Pleased at the response, I repeated the movements over and over, until his hands were tangled in the covers and he stopped saying actual words. A part of me wanted to keep going, suck harder, tease more, make him beg for release. I wanted to know what it was like to have him come in my mouth.

But the low throb between my legs insisted on something else, and I didn’t have the courage to take the risk that, once he came, he’d leave. If right now was all we’d ever have, I needed to have him inside me again. This time, however, I wanted him beneath me as well.

As I rose up onto my knees, he started to sit up, reaching for me. I put my hand in the center of his chest and shook my head.

“I want to be on top.”

He swallowed hard, jaw clenching as I gripped his cock again. Thick and flushed with blood, it practically pulsed in my hand. Slick from my mouth, my hand moved easily over the soft skin, and I took a moment to enjoy the way his eyes rolled back when I squeezed him.

I gave him a little shove, and he fell back on the bed. When I moved to straddle him, he stayed where he was but reached out to grasp my hips. Not for the first time, I thought of how much larger he was than me, how easy it would be for him to take control. He was definitely an alpha male, but one who was clearly comfortable allowing others to take the wheel, so to speak.

His fingers dug into my flesh as I lowered myself to take the first couple inches of him. I let out a shuddering breath as my body remembered and adjusted. I eased down, little by little, savoring the sensations of him filling me, the slight burn from still unaccustomed stretching, the pleasure from the friction of skin on skin. By the time we were as close together as two people could possibly be, my muscles were trembling and my breathing ragged.

“Aline.” Eoin’s voice was rough. “I don’t know how much more I can take.”

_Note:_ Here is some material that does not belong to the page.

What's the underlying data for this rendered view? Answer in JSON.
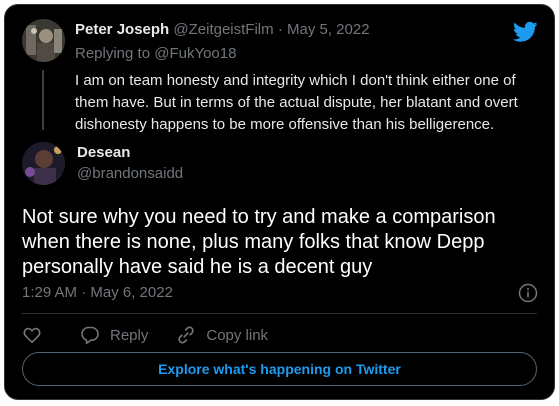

I rocked my hips and gasped at the different sensations that came from this type of movement. A rise and fall sent another kind of pleasure through me. I combined the two into a single smooth motion and began to ride his body. One of my hands went to my breast, squeezing and tugging at the nipple until I had little jolts of near-pain mixing with the rest of the pleasure washing over and through me.

Time stood still.

Everything else ceased to exist.

Here, I was in charge. Capable. Sensual. A woman and not a girl. I didn’t need to apologize for what I wanted. I wasn’t inadequate.

No. Here, I could shed everything that came with my family name and money, my IQ, my obligations, and others’ expectations. I could just be me and fly with the man I chose.